Total paid leave, at the employer’s regular rate of pay, is capped at $511 per day and $5,110 total per employee for employees meeting qualifiers 1 through 3 above. If employees meet conditions 4 through 6 above, total paid leave (per employee) is capped at $200 per day and $2,000 in the aggregate. If an employee uses paid sick time for items 4 through 6 above, he or she is only entitled to two-thirds of his/her regular rate of pay, subject to the cap.

Greensfelder, Hemker & Gale Attorney Amy Blaisdell said construction industry employers have unique workforce concerns as they continue to work, especially on healthcare and infrastructural projects. “With respect to the Families First Act, a lot of these construction companies are continuing their operations exempt from some of the quarantine orders, so that takes them out of some of these provisions,” Blaisdell said, “but they’re trying to navigate the remaining provisions. There’s a question of whether employees are out of work due to a child in need, or whether they’re out of work because their employer doesn’t have the work to give them. How broadly the law is going to be interpreted remains to be seen.”
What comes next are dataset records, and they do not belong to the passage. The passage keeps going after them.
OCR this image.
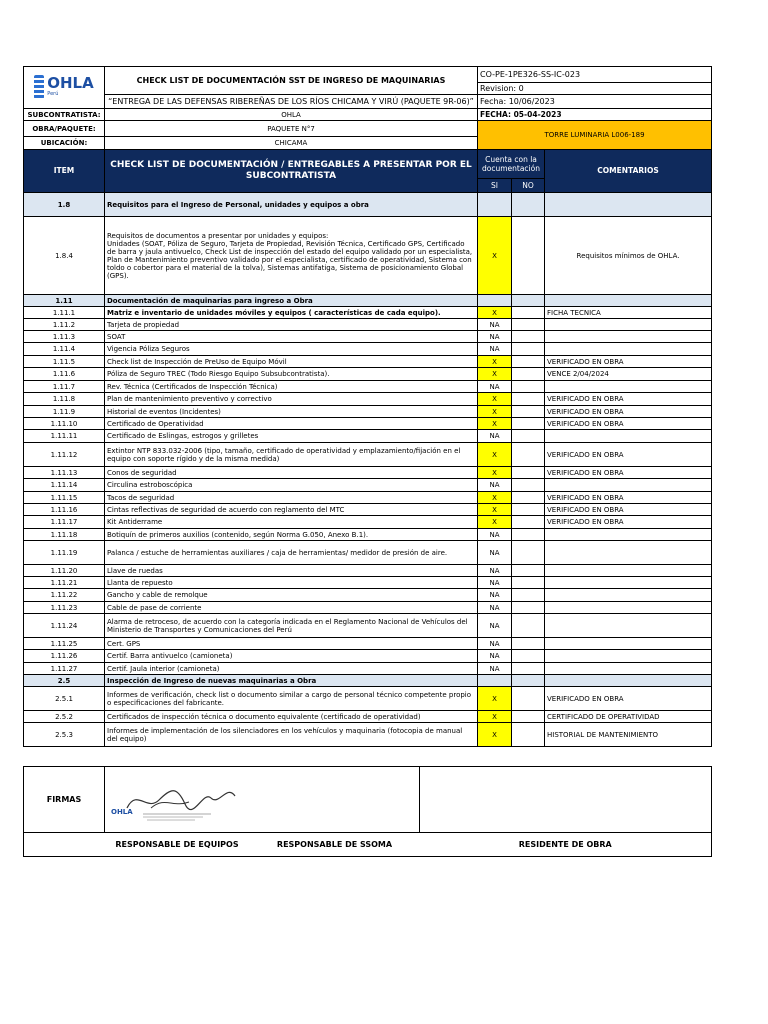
OHLA
Perú	CHECK LIST DE DOCUMENTACIÓN SST DE INGRESO DE MAQUINARIAS	CO-PE-1PE326-SS-IC-023
		Revision: 0
	“ENTREGA DE LAS DEFENSAS RIBEREÑAS DE LOS RÍOS CHICAMA Y VIRÚ (PAQUETE 9R-06)”	Fecha: 10/06/2023
SUBCONTRATISTA:	OHLA	FECHA: 05-04-2023		
OBRA/PAQUETE:	PAQUETE N°7	TORRE LUMINARIA L006-189		
UBICACIÓN:	CHICAMA			
ITEM	CHECK LIST DE DOCUMENTACIÓN / ENTREGABLES A PRESENTAR POR EL SUBCONTRATISTA	Cuenta con la documentación		COMENTARIOS
		SI	NO	
1.8	Requisitos para el Ingreso de Personal, unidades y equipos a obra			
1.8.4	Requisitos de documentos a presentar por unidades y equipos:
Unidades (SOAT, Póliza de Seguro, Tarjeta de Propiedad, Revisión Técnica, Certificado GPS, Certificado de barra y jaula antivuelco, Check List de inspección del estado del equipo validado por un especialista, Plan de Mantenimiento preventivo validado por el especialista, certificado de operatividad, Sistema con toldo o cobertor para el material de la tolva), Sistemas antifatiga, Sistema de posicionamiento Global (GPS).	X		Requisitos mínimos de OHLA.
1.11	Documentación de maquinarias para ingreso a Obra			
1.11.1	Matriz e inventario de unidades móviles y equipos ( características de cada equipo).	X		FICHA TECNICA
1.11.2	Tarjeta de propiedad	NA		
1.11.3	SOAT	NA		
1.11.4	Vigencia Póliza Seguros	NA		
1.11.5	Check list de Inspección de PreUso de Equipo Móvil	X		VERIFICADO EN OBRA
1.11.6	Póliza de Seguro TREC (Todo Riesgo Equipo Subsubcontratista).	X		VENCE 2/04/2024
1.11.7	Rev. Técnica (Certificados de Inspección Técnica)	NA		
1.11.8	Plan de mantenimiento preventivo y correctivo	X		VERIFICADO EN OBRA
1.11.9	Historial de eventos (Incidentes)	X		VERIFICADO EN OBRA
1.11.10	Certificado de Operatividad	X		VERIFICADO EN OBRA
1.11.11	Certificado de Eslingas, estrogos y grilletes	NA		
1.11.12	Extintor NTP 833.032-2006 (tipo, tamaño, certificado de operatividad y emplazamiento/fijación en el equipo con soporte rígido y de la misma medida)	X		VERIFICADO EN OBRA
1.11.13	Conos de seguridad	X		VERIFICADO EN OBRA
1.11.14	Circulina estroboscópica	NA		
1.11.15	Tacos de seguridad	X		VERIFICADO EN OBRA
1.11.16	Cintas reflectivas de seguridad de acuerdo con reglamento del MTC	X		VERIFICADO EN OBRA
1.11.17	Kit Antiderrame	X		VERIFICADO EN OBRA
1.11.18	Botiquín de primeros auxilios (contenido, según Norma G.050, Anexo B.1).	NA		
1.11.19	Palanca / estuche de herramientas auxiliares / caja de herramientas/ medidor de presión de aire.	NA		
1.11.20	Llave de ruedas	NA		
1.11.21	Llanta de repuesto	NA		
1.11.22	Gancho y cable de remolque	NA		
1.11.23	Cable de pase de corriente	NA		
1.11.24	Alarma de retroceso, de acuerdo con la categoría indicada en el Reglamento Nacional de Vehículos del Ministerio de Transportes y Comunicaciones del Perú	NA		
1.11.25	Cert. GPS	NA		
1.11.26	Certif. Barra antivuelco (camioneta)	NA		
1.11.27	Certif. Jaula interior (camioneta)	NA		
2.5	Inspección de Ingreso de nuevas maquinarias a Obra			
2.5.1	Informes de verificación, check list o documento similar a cargo de personal técnico competente propio o especificaciones del fabricante.	X		VERIFICADO EN OBRA
2.5.2	Certificados de inspección técnica o documento equivalente (certificado de operatividad)	X		CERTIFICADO DE OPERATIVIDAD
2.5.3	Informes de implementación de los silenciadores en los vehículos y maquinaria (fotocopia de manual del equipo)	X		HISTORIAL DE MANTENIMIENTO
FIRMAS	OHLA		

	RESPONSABLE DE EQUIPOS	RESPONSABLE DE SSOMA	RESIDENTE DE OBRA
How the new leave act will impact those under multi-employer collective bargaining agreements is also evolving, according to Kathleen Hamilton, a partner with HeplerBroom. “The act says that employers will comply by contributing to a fund, plan or program from which employees can draw money,” Hamilton said. “I can imagine that in the coming weeks, bargaining efforts will be made to expand upon what is being provided in the act. Employers need to look to the DOL for future guidance, make sure they’re updating their PTO (paid time off) and FML plans and talking with their tax advisors to make sure that these agreements comply with the act and that any funds they contribute can be used by employees.”